Lending Alternative Hits Hurdle


SAN FRANCISCO — It was one of the most audacious ideas of the Web 2.0 boom — that people could lend money to other people over the Internet and cut out the middlemen, also known as traditional banks.

In the last three years, Internet start-ups with names like Prosper, Lending Club, Zopa and Loanio have all pursued that goal. Together, these companies were on pace to broker roughly $150 million in loans this year, a 50 percent increase over 2007, according to the Online Banking Report, a financial industry newsletter.

But this so-called peer-to-peer lending, which until recently seemed that it might offer a reliable source of money in this calamitous economic environment, is now experiencing a squeeze of its own.

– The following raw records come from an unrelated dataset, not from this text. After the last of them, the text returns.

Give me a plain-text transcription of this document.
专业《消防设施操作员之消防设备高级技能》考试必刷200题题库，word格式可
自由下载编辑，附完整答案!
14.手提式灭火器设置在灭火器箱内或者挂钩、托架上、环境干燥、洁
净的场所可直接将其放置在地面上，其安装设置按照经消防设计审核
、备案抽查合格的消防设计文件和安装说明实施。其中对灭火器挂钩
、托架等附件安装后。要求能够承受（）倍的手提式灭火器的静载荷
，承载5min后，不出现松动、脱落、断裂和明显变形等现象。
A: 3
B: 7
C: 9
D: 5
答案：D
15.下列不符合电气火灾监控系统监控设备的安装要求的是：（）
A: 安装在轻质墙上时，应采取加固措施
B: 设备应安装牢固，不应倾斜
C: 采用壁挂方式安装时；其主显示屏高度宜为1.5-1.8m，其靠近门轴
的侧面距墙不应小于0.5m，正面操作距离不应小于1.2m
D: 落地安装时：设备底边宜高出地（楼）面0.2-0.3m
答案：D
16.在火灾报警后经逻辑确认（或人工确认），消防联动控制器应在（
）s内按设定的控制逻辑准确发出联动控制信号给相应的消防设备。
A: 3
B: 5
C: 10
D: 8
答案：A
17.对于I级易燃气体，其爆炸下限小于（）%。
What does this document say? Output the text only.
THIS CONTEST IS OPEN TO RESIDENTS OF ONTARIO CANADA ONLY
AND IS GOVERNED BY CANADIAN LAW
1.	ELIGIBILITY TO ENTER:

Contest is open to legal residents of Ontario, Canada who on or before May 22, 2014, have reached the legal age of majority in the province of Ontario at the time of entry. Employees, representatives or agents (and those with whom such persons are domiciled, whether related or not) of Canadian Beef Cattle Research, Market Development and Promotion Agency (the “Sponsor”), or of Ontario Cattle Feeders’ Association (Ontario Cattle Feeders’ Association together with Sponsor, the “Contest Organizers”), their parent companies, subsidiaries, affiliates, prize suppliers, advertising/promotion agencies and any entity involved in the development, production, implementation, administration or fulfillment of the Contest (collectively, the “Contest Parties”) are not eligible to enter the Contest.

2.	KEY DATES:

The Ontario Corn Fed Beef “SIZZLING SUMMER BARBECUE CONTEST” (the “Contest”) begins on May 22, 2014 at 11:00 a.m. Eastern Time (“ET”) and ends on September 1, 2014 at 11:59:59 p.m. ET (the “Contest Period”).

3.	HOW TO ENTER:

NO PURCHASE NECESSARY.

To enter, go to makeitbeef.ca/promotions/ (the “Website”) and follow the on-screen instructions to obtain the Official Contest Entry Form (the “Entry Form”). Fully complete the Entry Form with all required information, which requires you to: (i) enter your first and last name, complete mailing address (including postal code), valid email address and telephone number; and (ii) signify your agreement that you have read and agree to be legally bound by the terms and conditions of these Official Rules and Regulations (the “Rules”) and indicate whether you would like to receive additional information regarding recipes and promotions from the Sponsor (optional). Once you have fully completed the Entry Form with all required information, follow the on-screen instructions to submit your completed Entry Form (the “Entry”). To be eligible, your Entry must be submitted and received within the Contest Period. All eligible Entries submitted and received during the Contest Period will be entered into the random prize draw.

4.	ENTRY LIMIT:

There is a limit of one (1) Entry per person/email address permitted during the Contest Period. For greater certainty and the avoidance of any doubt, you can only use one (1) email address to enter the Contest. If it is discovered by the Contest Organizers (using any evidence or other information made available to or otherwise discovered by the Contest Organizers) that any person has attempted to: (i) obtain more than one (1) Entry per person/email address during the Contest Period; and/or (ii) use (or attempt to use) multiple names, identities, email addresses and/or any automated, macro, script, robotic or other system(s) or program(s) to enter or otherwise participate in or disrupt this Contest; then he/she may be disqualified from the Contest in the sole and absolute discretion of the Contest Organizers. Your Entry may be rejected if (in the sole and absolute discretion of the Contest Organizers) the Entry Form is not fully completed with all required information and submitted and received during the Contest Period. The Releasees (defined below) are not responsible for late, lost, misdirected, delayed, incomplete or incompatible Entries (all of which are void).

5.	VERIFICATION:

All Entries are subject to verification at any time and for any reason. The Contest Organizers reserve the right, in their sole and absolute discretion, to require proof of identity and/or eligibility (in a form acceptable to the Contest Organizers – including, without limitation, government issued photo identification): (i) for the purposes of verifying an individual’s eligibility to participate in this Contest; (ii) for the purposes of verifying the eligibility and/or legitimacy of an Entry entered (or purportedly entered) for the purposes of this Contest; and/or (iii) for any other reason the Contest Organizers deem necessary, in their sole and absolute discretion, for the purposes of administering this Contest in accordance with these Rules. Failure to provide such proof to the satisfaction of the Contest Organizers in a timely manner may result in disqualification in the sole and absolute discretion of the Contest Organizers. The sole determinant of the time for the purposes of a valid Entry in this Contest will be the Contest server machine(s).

On Wednesday, the nation’s largest peer-to-peer lending site, San Francisco-based Prosper, stopped allowing lenders to make new loans, saying it needed to wait while the Securities and Exchange Commission evaluated its regulatory filings.

Monthly loan volumes at the company have been declining since the credit crisis worsened this spring. Prosper, which is unprofitable after raising $40 million in venture capital, now faces the damaging possibility that lenders may take their money off the site instead of waiting for the S.E.C. to allow lending to resume. That could take several months.

“Regulatory agencies seem to want to make sure they have all this understood before it gets too big,” said Jim Bruene, editor of the Online Banking Report. “This is definitely going to slow peer-to-peer lending down.”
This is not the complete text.